We observed a modest and significant genetic correlation between strenuous exercise and female infertility [OR (95% CI) IVW = 0.1 (0.02, 0.68), P = 0.019]. Physically active females were more likely to be fertile, consistent with a previous observational study reporting that more females with normal fertility engaged in moderate and vigorous activities[14]. However, other conservative studies have revealed that among females, excessive exercise may generally, levels of engagement in physical activity vary across individuals that high levels of physical activity among females could result in an energy deficit, lead to hypothalamic amenorrhea, causing short-term infertility, and ultimately hinder one’s fertility[48].

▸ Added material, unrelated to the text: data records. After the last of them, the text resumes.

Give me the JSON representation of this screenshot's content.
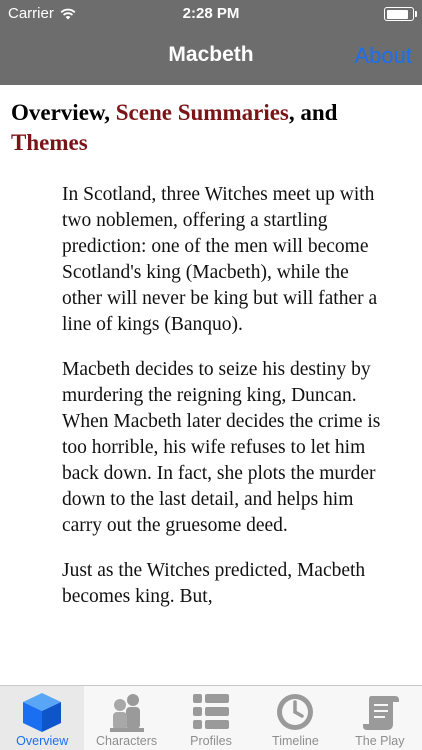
{
  "status_bar": {
    "carrier": "Carrier",
    "time": "2:28 PM",
    "battery_level": 0.9
  },
  "nav_bar": {
    "title": "Macbeth",
    "about_label": "About"
  },
  "content": {
    "heading_parts": {
      "part1": "Overview, ",
      "link1": "Scene Summaries",
      "part2": ", and ",
      "link2": "Themes"
    },
    "paragraphs": [
      "In Scotland, three Witches meet up with two noblemen, offering a startling prediction: one of the men will become Scotland's king (Macbeth), while the other will never be king but will father a line of kings (Banquo).",
      "Macbeth decides to seize his destiny by murdering the reigning king, Duncan. When Macbeth later decides the crime is too horrible, his wife refuses to let him back down. In fact, she plots the murder down to the last detail, and helps him carry out the gruesome deed.",
      "Just as the Witches predicted, Macbeth becomes king. But,"
    ]
  },
  "tabs": [
    {
      "label": "Overview",
      "icon": "cube-icon",
      "active": true
    },
    {
      "label": "Characters",
      "icon": "people-icon",
      "active": false
    },
    {
      "label": "Profiles",
      "icon": "list-icon",
      "active": false
    },
    {
      "label": "Timeline",
      "icon": "clock-icon",
      "active": false
    },
    {
      "label": "The Play",
      "icon": "scroll-icon",
      "active": false
    }
  ],
  "colors": {
    "nav_background": "#6d6d6d",
    "accent_blue": "#1a6ff0",
    "link_red": "#7a1416",
    "tab_inactive": "#8e8e8e"
  }
}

The strengths of this study can be summarized as follows: (1) It leveraged a large sample of GWAS data, enhancing the reliability of the findings. (2) Potential biases were effectively mitigated through association analysis, LD analysis, elimination of weak IVs, and control for confounding actors. (3) A symmetrical distribution of SNPs was observed in the funnel plot. Furthermore, both the pleiotropy test and the leave-one-out test showed the relative stability of the results.
Nevertheless, this study also exhibits several limitations: (1) We acknowledge that heterogeneity may originate from variations in analysis platforms, experimental conditions, pop characteristics, and other IVs even both the MR-Egger regression and IVW methods yielded results with P-values greater than 0.05. Consequently, a more comprehensive investigation into the sources of heterogeneity is warranted. (2) This study primarily centered on the European population, resulting in a paucity of GWAS data pertaining to Asian and African populations. (3) The number of IVs for SNPs within each dataset in this study was relatively modest. Therefore, it necessitates the utilization of large sample datasets to expand the pool of SNPs available as IVs for subsequent analysis. (4) We employed MR to explore the causal relationship between exposure and outcome. It is worth noting that we did not delve into the associated underlying mechanisms in this study.